Deus fez todo o universo muito bom. Deus não é o autor do mal, e a sua santidade não é comprometida pela existência dele. O mal originou-se com a rebelião de Satanás e de alguns anjos. É evidente que o orgulho estava na raiz da sua queda. Os anjos caídos são denominados de demônios e são liderados por Satanás. Eles se opõem à obra de Deus e tentam frustrar os propósitos divinos. Apesar disso, Deus continua soberano sobre os poderes do mal e usa suas ações para levarem adiante o seu plano de salvação. Os demônios não devem ser adorados nem servidos de nenhuma maneira. Suas atividades subjazem às falsas religiões e Satanás cega a mente humana para a verdade.

2. O mal e a humanidade

O mal intrometeu-se na vida humana por meio do pecado dos primeiros seres humanos no Jardim do Éden. Adão é o ancestral de toda raça humana e por isso todo ser humano deve sofrer as consequências do pecado dele, que incluem o mundo desordenado e a morte física. Adão e Eva colocaram-se no lugar de Deus e prestaram obediência a Satanás. Sucumbir à tentação de ser igual a Deus tem consequências de profundo alcance. Roubar a Deus da glória que lhe é devida leva à eliminação da diferença estabelecida por ele e envolve a transgressão de invadir o domínio do divino, a ab-rogação das distinções entre homem e mulher ordenadas por Deus e a confusão entre seres humanos e animais.
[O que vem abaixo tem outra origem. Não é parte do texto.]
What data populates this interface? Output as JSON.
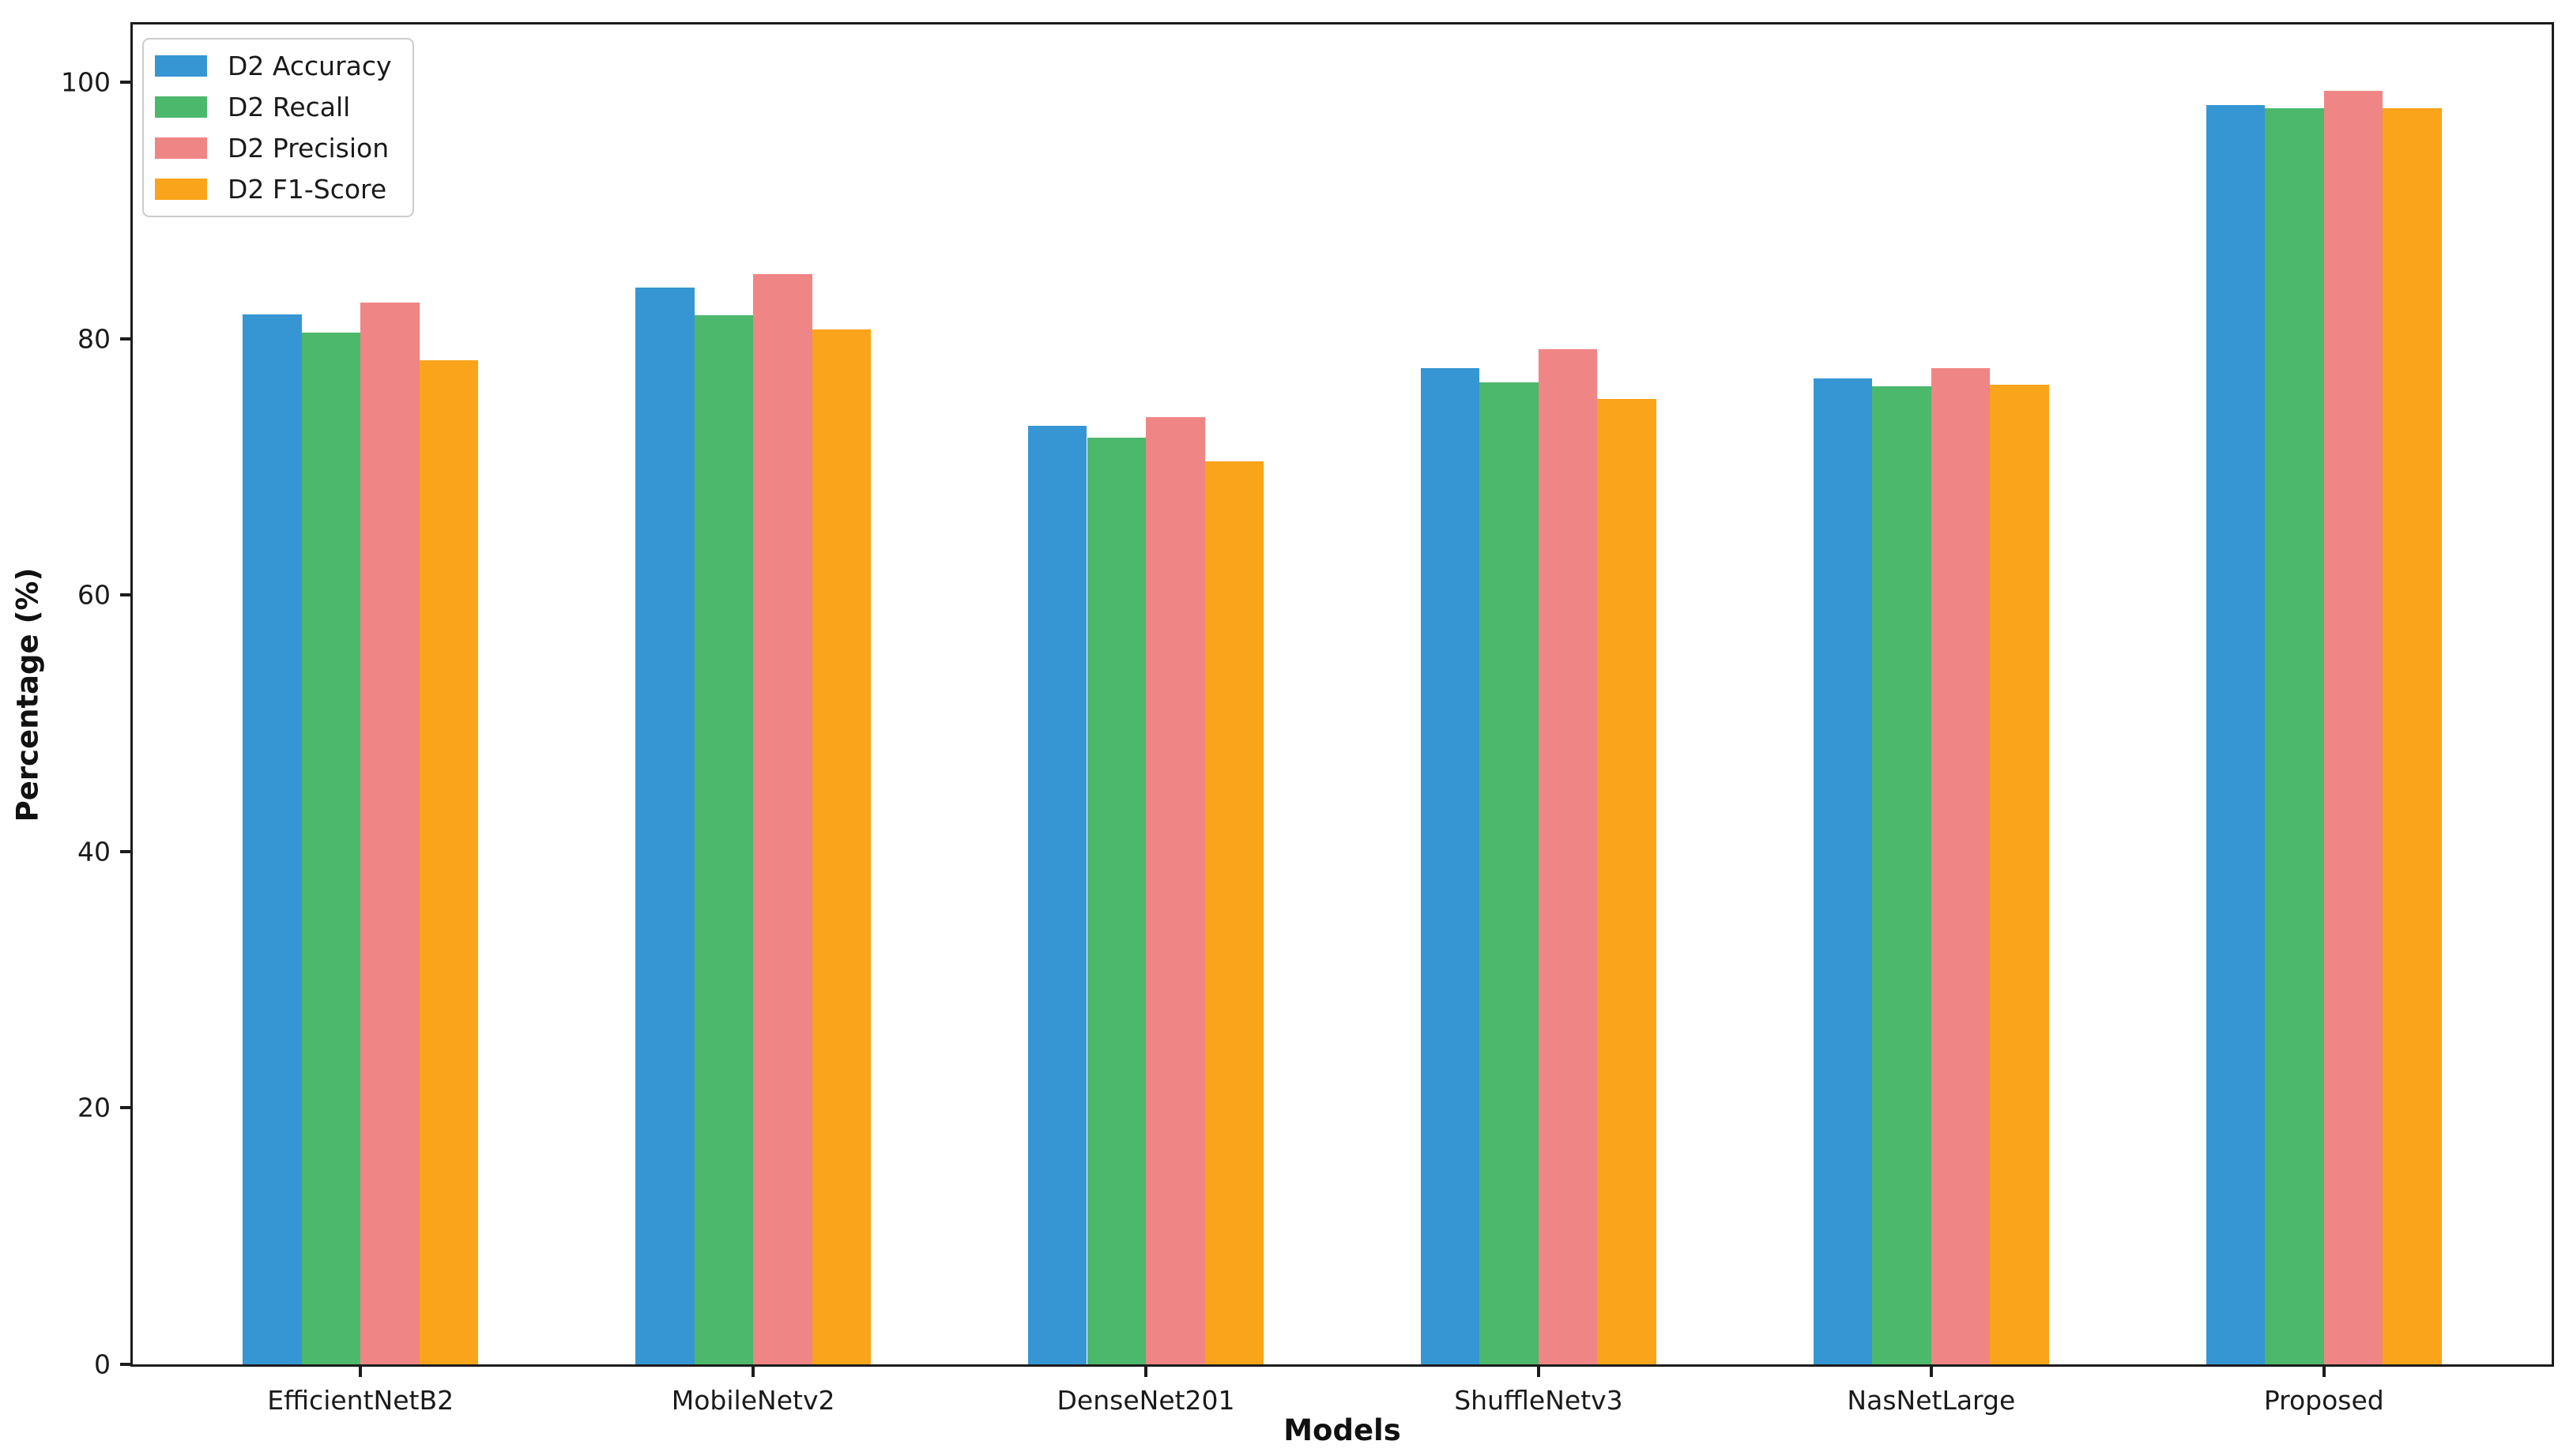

Ao se usar aquilo que é bom por razões erradas, o caos, a tensão e o sofrimento surgiram no meio da sociedade humana.

3. Os efeitos do pecado na vida humana

Os seres humanos conjugam forças com agentes sobrenaturais que têm produzido males tão terríveis como o genocídio, o abuso de poder, as guerras mundiais, vários tipos de terrorismo, homicídio psicopata, tráfico humano, abuso de drogas e violência de toda espécie. Sem subestimar e arruinar a importância dos seres humanos, essas formas ultrajantes do mal são difundidas e orquestradas por forças demoníacas cujo resultado é que os seres humanos podem ser divididos, destruídos e rebaixados ao nível de animais em seus pensamentos e comportamentos. O mal não visa apenas à destruição da criação e da imagem de Deus nos descendentes de Adão e Eva, mas também, à supressão da igreja e da verdade de Deus. Embora os demônios não se multipliquem, nem possam ser destruídos por humanos, somos assim mesmo chamados a resistir ao mal, à injustiça, à opressão e à violência que os demônios usam para seus propósitos, ao mesmo tempo em que aguardamos e oramos pelo retorno de Jesus Cristo, que porá fim a todas essas coisas.

4. A universalidade do pecado e suas consequências

Em Adão todos morreram e a morte se espalhou a todos porque todos pecaram. A raça humana inteira está comprometida com a queda e suas consequências: pecado, alienação, violência, guerra, doenças, sofrimento e morte. Espiritualmente falando, todos os seres humanos estão mortos porque estão em rebelião contra Deus e apartados de suas bênçãos. Embora os seres humanos sejam capazes de descobrir muitas verdades, falta-lhes a estrutura necessária para entendê-las como aspectos da verdade de Deus. Como pecadores, recusam-se a aceitar as consequências da verdade que de fato possuem e em vez disso suprimem-na pelas suas perversidades. A morte física também está atuando neles até que voltem ao pó de onde foram tirados. A menos que Deus interfira graciosamente, a morte espiritual se converterá em morte eterna.